Equally important is how North Korea interprets the agreement. If unauthorized exit from the country is illegal, then the agreement technically allows North Korean security forces to make representations about any “escaped” individual; such a border-crosser would fall in the “criminal” category. North Korea doesn’t do this all the time as well; there are shifting levels of North Korean acquiescence over time. But the possibility that North Korea could cooperate with Chinese authorities to track down illegal border crossers is always there, again contributing to the insecurity of North Koreans in China.
From The Protocol between the PRC Ministry of Public Security and the DPRK Social Safety Ministry for Mutual Cooperation in Safeguarding National Security and Social Order in Border Areas, 9 June 1964
Article Four:
The two sides will cooperate to prevent illegal border crossings.

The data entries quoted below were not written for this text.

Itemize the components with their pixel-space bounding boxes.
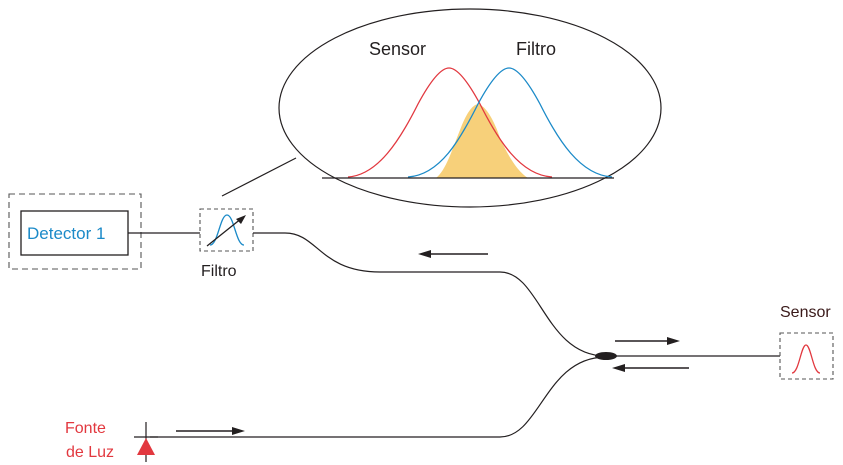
detector-dashed-frame (8, 193, 142, 270)
arrow-return-upper (418, 250, 488, 258)
light-source-triangle-icon (137, 438, 155, 455)
source-label-line2: de Luz (66, 444, 114, 461)
arrow-from-source (176, 427, 245, 435)
detector-label: Detector 1 (27, 224, 105, 243)
spectrum-inset: Sensor Filtro (278, 8, 662, 208)
sensor-dashed-frame (779, 332, 834, 380)
filter-dashed-frame (199, 208, 254, 252)
detector-block: Detector 1 (8, 193, 142, 270)
arrow-to-sensor (615, 337, 680, 345)
light-source: Fonte de Luz (65, 420, 158, 462)
sensor-block: Sensor (779, 304, 834, 380)
zoom-connector-line (221, 157, 297, 197)
tunable-filter: Filtro (199, 208, 254, 280)
source-label-line1: Fonte (65, 420, 106, 437)
overlap-area (436, 104, 528, 178)
inset-ellipse (278, 8, 662, 208)
arrow-from-sensor (612, 364, 689, 372)
filter-label: Filtro (201, 263, 237, 280)
tunable-filter-icon (206, 214, 246, 247)
fiber-coupler-icon (595, 352, 617, 360)
sensor-label: Sensor (780, 304, 831, 321)
fiber-upper (253, 232, 606, 357)
inset-sensor-label: Sensor (369, 39, 426, 59)
filter-spectrum-curve (407, 67, 613, 178)
sensor-spectrum-curve (347, 67, 553, 178)
inset-filter-label: Filtro (516, 39, 556, 59)
fiber-lower (150, 356, 606, 438)
sensor-peak-icon (791, 344, 821, 374)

(1) Those who do not hold legal documents or have used a crossing point not specified in the documents will be treated as illegal border crossers. However, those who were forced to cross the border as a result of a disaster will not be treated as illegal border crossers.
(2) Illegal border crossers will be returned to the other side with information on their identity and specific situation. However, if [illegal border crossers] commit crimes after crossing the border, then they can be legally handled according to the laws of the country where the crime was committed. The other side should be notified of such situations.
Article Five:
The two sides will actively cooperate in the struggle against criminals.

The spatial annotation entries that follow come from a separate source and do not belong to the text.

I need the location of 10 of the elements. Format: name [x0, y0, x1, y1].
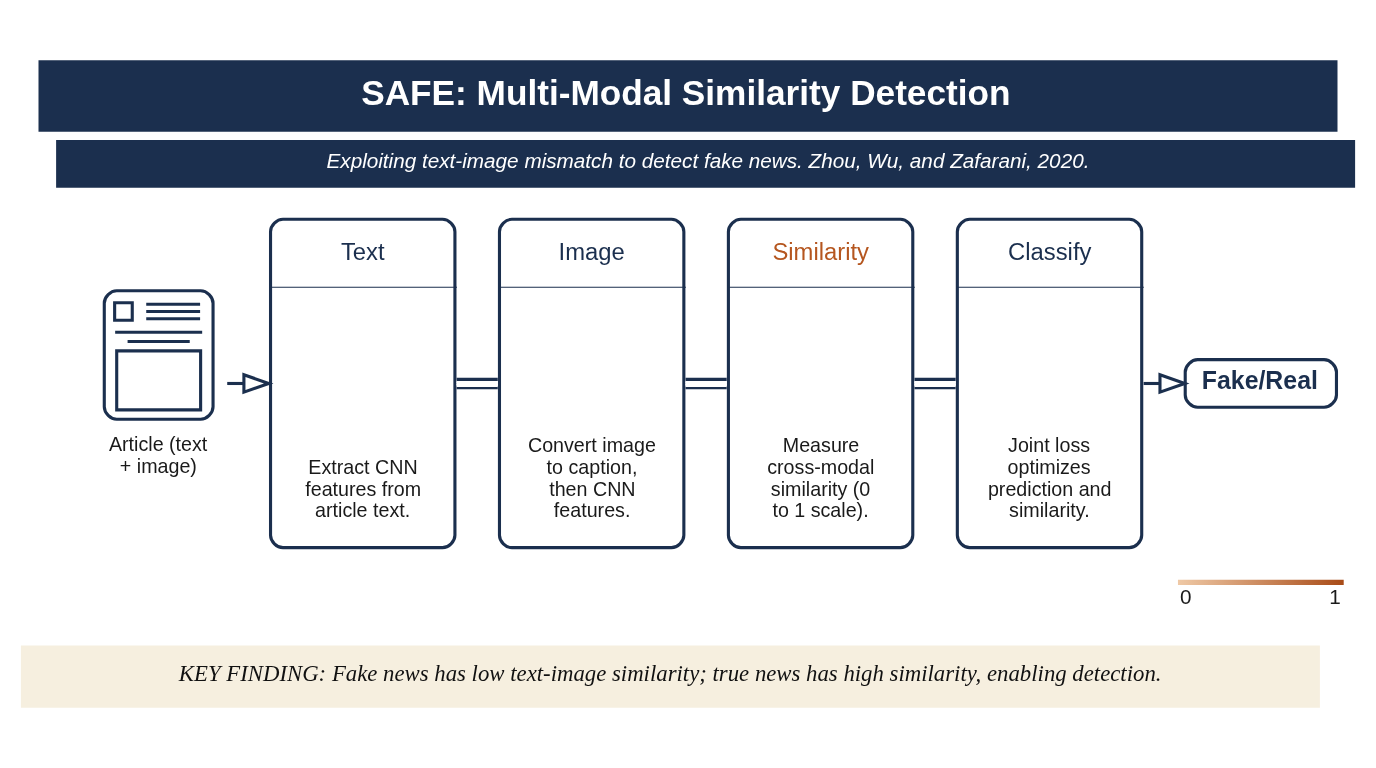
label: 1 [1329, 584, 1341, 608]
label: Exploiting text-image mismatch to detect fake news. Zhou, Wu, and Zafarani, 2020. [326, 149, 1090, 173]
connector [914, 377, 956, 390]
label: 0 [1180, 584, 1192, 608]
node-box: Fake/Real [1183, 358, 1338, 409]
caption: KEY FINDING: Fake news has low text-image similarity; true news has high similarity, enabling detection. [178, 661, 1162, 687]
connector [456, 377, 498, 390]
node-label: Article (text + image) [108, 433, 208, 477]
diagram-title: SAFE: Multi-Modal Similarity Detection [361, 72, 1011, 112]
connector [685, 377, 727, 390]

(1) When counterrevolutionaries (including spies, special agents, saboteurs and conspirators) and basic criminals escape across the border, the other side should be notified. The side receiving notification should take necessary measures to provide assistance.

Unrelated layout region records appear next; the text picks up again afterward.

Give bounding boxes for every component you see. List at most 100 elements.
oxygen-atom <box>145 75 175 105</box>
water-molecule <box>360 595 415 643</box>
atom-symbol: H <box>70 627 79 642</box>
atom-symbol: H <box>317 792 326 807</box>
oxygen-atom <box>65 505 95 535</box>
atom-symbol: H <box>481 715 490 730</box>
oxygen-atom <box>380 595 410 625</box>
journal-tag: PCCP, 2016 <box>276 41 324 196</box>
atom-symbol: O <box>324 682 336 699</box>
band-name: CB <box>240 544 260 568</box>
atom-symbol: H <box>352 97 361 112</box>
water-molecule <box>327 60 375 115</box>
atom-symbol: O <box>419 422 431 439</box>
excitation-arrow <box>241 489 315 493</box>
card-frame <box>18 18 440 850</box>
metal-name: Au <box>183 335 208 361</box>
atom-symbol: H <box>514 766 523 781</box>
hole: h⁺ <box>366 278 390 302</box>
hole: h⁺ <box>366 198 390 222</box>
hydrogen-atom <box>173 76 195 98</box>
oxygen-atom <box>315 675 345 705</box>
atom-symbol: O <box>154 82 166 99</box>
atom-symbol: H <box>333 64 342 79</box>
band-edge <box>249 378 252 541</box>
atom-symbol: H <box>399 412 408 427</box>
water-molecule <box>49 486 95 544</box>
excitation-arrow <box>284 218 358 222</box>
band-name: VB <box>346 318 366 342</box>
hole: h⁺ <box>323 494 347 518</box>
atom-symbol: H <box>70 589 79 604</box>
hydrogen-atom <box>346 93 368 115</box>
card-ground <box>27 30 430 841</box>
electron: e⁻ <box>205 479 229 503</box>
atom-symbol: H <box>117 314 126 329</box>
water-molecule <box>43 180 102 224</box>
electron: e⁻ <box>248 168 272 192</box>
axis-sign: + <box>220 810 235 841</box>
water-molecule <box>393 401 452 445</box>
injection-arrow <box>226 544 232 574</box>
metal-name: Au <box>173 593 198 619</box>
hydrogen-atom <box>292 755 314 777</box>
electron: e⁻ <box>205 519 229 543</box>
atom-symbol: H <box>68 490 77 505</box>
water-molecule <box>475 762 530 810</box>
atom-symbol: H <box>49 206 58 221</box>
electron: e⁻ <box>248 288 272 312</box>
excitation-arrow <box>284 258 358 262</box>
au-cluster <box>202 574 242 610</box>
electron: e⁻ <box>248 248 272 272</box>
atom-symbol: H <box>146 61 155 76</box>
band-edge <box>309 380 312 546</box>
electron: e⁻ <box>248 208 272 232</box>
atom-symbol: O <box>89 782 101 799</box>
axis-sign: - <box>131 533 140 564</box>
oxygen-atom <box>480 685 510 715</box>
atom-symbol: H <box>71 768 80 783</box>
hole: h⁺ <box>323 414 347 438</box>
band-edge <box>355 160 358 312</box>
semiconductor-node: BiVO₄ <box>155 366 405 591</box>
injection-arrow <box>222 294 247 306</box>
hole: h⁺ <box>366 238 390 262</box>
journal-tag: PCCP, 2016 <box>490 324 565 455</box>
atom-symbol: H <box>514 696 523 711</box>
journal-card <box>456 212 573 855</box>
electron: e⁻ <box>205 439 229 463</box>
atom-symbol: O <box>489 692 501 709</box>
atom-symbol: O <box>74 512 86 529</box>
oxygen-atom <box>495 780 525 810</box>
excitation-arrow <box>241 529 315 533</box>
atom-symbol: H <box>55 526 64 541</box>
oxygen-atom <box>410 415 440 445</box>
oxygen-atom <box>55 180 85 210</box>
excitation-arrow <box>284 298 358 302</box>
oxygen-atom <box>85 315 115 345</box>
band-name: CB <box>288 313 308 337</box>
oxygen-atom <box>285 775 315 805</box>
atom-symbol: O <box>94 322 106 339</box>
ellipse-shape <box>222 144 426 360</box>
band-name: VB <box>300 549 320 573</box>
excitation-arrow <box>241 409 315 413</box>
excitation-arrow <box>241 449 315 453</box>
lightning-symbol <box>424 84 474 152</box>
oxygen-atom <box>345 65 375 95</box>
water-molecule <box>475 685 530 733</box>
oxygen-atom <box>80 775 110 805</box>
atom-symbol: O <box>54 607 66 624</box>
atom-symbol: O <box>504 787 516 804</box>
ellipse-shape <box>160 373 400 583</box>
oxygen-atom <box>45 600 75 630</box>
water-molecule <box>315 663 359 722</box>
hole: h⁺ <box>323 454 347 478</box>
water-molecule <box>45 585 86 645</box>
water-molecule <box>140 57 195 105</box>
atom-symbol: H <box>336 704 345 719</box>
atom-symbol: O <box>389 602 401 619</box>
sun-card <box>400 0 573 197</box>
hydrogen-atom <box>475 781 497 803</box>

- Elements that cross the border after committing crimes should be returned.
- For criminals that have escaped to the other side, requests can be made for their investigation, arrest, and related materials. If, upon capture, it is discovered that the criminal has committed even more severe crimes within the country of capture, then, following mutual agreement, the criminal can be kept for handling by the country of capture.
(2) Both sides should exchange intelligence materials related to each other’s security work.
- One side can request that the other side conduct an investigation when it is necessary for the handling of criminal cases. The side receiving the request should conduct an investigation and reply as soon as possible.
(3) For cases involving both countries, both countries should be responsible for their own investigations, [but] contact should be strengthened, intelligence should be exchanged, and cooperation should be active.
(4) Materials should be exchanged when hostile class enemies and dangerous criminals cross the border.
(5) When the identities (political background, family, relatives, surrounding environments, ideological tendencies, etc.) of individuals crossing the border remain unclear, then requests can be sent for the other side to conduct an investigation. The side receiving the request should conduct an investigation and respond.
(6) The other side should be notified of border crossings by third country nationals. Information to be sent should include the identity and movements of third country nationals.
(7) While cooperating in the struggle against criminals, issues involving provinces on both sides of the border and other related problems should be handled by the Representatives for Public Security and Safety from both countries. Other issues can be resolved between China’s Ministry of Public Security and [North] Korea’s Social Safety Ministry.